Larry Parton passed away four days after his birth in July 1955, when the future country superstar was just 9.

“My mother, through the years, when we were born, since there were so many of us, used to say, 'This one is gonna be you baby.’” Parton told TV critics in Beverly Hills Thursday. “That just meant that you got to take extra care of it. You have got to get up with it at night and rock it back and forth. This particular baby that passed away in the movie was my baby.

“So there is a lot of heartache and stuff that goes on with that.”

The film — premiering in December — shows a young Parton (Alyvia Alyn Lind) sitting near the gravesite, singing a song inspired by her fallen sibling.

Reliving the tragedy was difficult for Parton.

“All things are hard, but that is what makes your memories. That is what makes you who and what you are.”

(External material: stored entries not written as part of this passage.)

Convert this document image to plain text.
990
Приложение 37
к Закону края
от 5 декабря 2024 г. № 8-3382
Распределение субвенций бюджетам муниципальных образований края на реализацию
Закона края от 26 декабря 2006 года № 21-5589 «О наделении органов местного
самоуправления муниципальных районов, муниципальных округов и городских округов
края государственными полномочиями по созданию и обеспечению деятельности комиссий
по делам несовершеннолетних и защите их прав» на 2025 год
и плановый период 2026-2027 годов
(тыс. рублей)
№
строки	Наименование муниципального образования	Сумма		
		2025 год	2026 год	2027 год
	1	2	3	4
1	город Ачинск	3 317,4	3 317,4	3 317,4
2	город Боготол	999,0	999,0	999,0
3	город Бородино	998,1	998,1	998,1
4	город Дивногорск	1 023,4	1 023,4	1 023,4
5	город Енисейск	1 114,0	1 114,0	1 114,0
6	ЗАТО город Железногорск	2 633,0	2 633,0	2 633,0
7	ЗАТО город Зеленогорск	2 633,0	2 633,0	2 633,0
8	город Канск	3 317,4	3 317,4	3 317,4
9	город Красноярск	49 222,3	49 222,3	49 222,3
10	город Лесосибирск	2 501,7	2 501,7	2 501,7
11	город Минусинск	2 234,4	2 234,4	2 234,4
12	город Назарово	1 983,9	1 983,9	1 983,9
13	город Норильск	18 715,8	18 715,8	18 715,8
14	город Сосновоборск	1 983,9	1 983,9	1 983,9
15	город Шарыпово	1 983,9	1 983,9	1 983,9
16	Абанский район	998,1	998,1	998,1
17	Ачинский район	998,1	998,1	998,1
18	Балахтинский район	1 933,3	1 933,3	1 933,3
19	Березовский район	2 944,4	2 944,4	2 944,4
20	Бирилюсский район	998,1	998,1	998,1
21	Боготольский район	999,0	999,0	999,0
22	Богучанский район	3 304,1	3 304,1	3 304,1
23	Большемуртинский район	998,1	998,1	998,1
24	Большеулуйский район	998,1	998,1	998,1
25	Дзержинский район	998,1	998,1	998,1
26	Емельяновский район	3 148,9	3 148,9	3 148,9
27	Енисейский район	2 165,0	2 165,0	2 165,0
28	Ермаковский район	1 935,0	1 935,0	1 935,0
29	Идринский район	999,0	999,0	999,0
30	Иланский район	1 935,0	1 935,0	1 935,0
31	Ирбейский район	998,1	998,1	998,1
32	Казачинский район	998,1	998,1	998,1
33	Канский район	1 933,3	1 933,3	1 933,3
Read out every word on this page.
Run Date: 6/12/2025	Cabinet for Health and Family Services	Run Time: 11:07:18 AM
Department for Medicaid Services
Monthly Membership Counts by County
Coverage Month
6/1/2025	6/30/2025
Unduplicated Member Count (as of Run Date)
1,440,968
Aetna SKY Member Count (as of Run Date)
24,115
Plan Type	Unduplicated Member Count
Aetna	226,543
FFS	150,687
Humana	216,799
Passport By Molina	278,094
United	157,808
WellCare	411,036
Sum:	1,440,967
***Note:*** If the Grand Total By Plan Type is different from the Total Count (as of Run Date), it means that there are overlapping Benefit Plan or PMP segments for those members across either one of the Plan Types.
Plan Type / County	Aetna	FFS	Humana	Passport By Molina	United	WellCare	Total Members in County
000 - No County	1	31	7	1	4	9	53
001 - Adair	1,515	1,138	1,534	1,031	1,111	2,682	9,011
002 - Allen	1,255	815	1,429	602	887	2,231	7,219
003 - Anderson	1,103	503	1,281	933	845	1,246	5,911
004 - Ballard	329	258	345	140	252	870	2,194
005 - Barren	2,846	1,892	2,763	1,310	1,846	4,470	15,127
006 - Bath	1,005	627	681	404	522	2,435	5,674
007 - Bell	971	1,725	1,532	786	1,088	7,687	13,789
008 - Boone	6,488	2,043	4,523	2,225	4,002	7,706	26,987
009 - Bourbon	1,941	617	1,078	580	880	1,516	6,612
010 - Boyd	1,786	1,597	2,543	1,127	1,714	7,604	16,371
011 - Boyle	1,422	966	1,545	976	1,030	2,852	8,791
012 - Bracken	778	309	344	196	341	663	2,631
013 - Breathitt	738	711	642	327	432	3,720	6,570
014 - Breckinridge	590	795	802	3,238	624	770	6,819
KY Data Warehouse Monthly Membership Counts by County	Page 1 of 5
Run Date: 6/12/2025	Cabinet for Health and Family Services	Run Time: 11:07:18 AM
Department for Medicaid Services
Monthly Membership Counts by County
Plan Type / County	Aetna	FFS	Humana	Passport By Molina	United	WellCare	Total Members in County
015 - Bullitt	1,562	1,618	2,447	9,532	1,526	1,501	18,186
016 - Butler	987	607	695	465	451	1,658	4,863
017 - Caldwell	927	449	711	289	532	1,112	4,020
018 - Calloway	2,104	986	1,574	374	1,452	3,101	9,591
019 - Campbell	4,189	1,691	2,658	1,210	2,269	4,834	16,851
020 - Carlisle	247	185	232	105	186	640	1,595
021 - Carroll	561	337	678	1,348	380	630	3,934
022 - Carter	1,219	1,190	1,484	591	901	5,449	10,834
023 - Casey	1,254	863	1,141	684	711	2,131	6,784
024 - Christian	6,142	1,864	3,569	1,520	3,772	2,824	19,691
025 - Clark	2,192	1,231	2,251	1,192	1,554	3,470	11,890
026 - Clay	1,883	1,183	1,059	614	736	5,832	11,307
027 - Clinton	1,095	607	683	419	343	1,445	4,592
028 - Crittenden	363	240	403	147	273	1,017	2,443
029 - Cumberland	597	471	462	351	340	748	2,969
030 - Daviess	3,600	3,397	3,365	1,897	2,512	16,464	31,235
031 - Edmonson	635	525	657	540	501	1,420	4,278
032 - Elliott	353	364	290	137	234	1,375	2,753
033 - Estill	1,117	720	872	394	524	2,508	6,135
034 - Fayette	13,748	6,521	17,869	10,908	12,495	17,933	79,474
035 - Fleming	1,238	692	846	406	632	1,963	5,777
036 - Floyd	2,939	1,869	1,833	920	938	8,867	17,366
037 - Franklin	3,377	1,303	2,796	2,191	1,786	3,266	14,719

“A Coat of Many Colors” — which also stars Ricky Schroeder and Jennifer Nettles as Parton’s parents — is based on the star’s 1971 country hit.

Parton will supply voiceovers but will not appear on camera.

“This story has always meant the world to me and I have always wanted to do some television,” she said. "I was trying to think, ‘What would the people like to see?’”

She continued, “I think that they would like to see a little more about who you are and the people who make you who and what you are. So I just felt the 'Coat of Many Colors' would be the perfect vehicle because it is really almost like my life story, summed up.”

The carefully spun story, for which Parton also serves as executive producer, is not expected to include references to sibling discord — as described in sister Stella Parton’s book “Tell It Sister Tell It: Memories Music and Miracles”.

Parton is the fourth of twelve children born to Robert, a “poor but proud” tobacco farmer, and his wife, Avie Lee.

The family lived a reportedly simple life -- with beds made of straw and no basic running water — near the foothills of the Appalachian Mountains in Tennessee.

Parton made her debut at the Grand Ole Opry in Nashville at 13 and has been working ever since.

“I always keep saying I hope I die right in the middle of a song,” she said. “Hopefully one I wrote. Thirty years from now.”

She added, "I love what I do. I have no plans to retire. The only reason I would quit would be if my husband was ill or if I was ill and I needed to take care of him or I needed to take care of me.”

“So far, I have been lucky and blessed.”